Na tarde da última quarta-feira, 17, o Plenário do Supremo Tribunal Federal (STF) decidiu, por 7 votos a 4, que réus condenados em segunda instância cumpram pena de prisão, isto é, antes de se esgotarem todos os recursos possíveis da defesa. Em linhas gerais, se antes os processos passavam décadas sem solução e os réus podiam recorrer em liberdade ao Superior Tribunal de Justiça (STJ) e ao STF, agora, a sentença condenatória de um tribunal de Justiça estadual (TJ) ou de um tribunal regional federal será suficiente para a execução da pena.
Em 2009, a Corte decidiu que a prisão só seria definitiva após o chamado “trânsito em julgado” do processo, por respeito ao princípio da presunção de inocência. Entretanto, para a maioria dos ministros, a mudança no sistema penal combate a ideia de morosidade da Justiça e a sensação de impunidade.

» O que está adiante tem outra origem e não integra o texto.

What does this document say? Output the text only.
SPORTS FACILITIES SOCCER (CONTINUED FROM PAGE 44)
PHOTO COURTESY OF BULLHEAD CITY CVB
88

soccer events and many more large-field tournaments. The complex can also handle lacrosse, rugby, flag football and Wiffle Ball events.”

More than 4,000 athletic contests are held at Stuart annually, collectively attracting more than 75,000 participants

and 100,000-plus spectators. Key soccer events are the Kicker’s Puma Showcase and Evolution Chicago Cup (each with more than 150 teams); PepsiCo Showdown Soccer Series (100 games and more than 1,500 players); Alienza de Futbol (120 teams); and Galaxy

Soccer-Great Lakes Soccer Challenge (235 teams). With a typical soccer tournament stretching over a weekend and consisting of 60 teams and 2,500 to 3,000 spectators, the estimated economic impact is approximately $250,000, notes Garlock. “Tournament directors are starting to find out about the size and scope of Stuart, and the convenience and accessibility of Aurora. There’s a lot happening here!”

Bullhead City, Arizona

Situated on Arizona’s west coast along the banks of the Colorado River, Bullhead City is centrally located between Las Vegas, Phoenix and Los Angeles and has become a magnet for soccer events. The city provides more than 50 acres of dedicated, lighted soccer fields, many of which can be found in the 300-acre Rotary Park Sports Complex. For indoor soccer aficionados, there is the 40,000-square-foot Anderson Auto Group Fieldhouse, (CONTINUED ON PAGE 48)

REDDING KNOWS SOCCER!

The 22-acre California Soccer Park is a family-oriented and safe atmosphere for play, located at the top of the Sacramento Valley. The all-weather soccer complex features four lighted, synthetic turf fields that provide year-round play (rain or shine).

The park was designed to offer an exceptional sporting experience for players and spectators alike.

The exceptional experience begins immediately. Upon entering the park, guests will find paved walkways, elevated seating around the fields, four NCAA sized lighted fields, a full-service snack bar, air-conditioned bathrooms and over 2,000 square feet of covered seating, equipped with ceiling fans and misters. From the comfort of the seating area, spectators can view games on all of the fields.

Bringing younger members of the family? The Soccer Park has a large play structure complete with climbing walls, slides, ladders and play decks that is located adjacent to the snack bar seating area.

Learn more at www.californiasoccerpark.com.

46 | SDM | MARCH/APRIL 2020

Outro argumento é que a mudança prestigia o trabalho de juízes de primeira e segunda instância, evitando que se tornem “tribunais de passagem”, além de impedir a ocorrência de centenas de pedidos de recursos, uma tentativa de adiar o início do cumprimento da prisão.
Entre os ministros que votaram a favor estão o relator da proposta, Teori Zavascki, Edson Fachin, Luís Roberto Barroso, Luiz Fux, Dias Toffoli, Cármen Lúcia e Gilmar Mendes. De acordo com o relator, a manutenção da sentença condenatória pela segunda instância encerra a análise de fatos e provas que assentaram a culpa do condenado. Eventuais recursos cabíveis ao Superior Tribunal de Justiça e ao Supremo restringem-se à análise de questões de direito. A ministra Rosa Weber e os ministros Marco Aurélio, Celso de Mello e Ricardo Lewandowski, presidente da Corte, votaram contra.
Em nota divulgada à imprensa na última sexta-feira, 19, a Defensoria Pública do Estado do Rio de Janeiro manifestou preocupação diante da decisão do tribunal, afirmando ser um retrocesso humanístico, que afeta o direito de liberdade dos brasileiros. “O efetivo carcerário brasileiro é composto por 63% de mulheres e 27% de homens presos por tráfico. Em muitos desses casos os tribunais estaduais têm negado aos acusados alternativas legais à privação de liberdade (art. 33, §4o da Lei 11.343/06), o que em larga medida tem sido reparado nas instâncias superiores, garantindo-se a liberdade até o esgotamento das instâncias recursais. Neste sentido, o giro jurisprudencial adotado aprofundará o cenário de colapso do sistema penitenciário no Brasil. Além da terceira maior população prisional no cenário mundial, o Brasil ostenta também as quintas maiores taxas de ocupação carcerária (superlotação) e de presos provisórios (sem condenação transitada em julgado) do mundo”.
O documento diz ainda que a “ao relativizar a presunção de inocência, o STF oxigena sobremaneira o poder punitivo estatal, contrariando a vocação histórica da jurisdição criminal, motivos pelos quais a Defensoria Pública do Estado do Rio de Janeiro não poderia deixar de manifestar publicamente sua preocupação.
Na opinião da advogada criminalista Célia Campos, representante da OAB e presidente da Comissão dos Direitos Humanos da 9ª subseção, “a recente decisão do Supremo Tribunal Federal no Habeas Corpus (126.292) foi um soco na boca do estômago do Estado Democrático de Direito. A decisão abalou os alicerces do mundo jurídico, principalmente, porque relativiza de forma muito perigosa as garantias fundamentais individuais. A decisão, grosso modo, permite que haja execução provisória da pena em flagrante descompasso e ao arrepio do que determina a Constituição da República”, disse ela acrescentando que as leis deveriam pôr o cidadão em primeiro lugar já que “todos nós, sem exceção, estamos sujeitos a responder a algum processo.”
Ainda conforme Célia, fazendo referência ao professor Salo de Carvalho, sobre o princípio da presunção de inocência, o art. 5º, inciso LVII – “ninguém será considerado culpado até o trânsito em julgado de sentença penal condenatória;” passará a ser escrito como: “ninguém será considerado culpado até decisão de 2º grau”.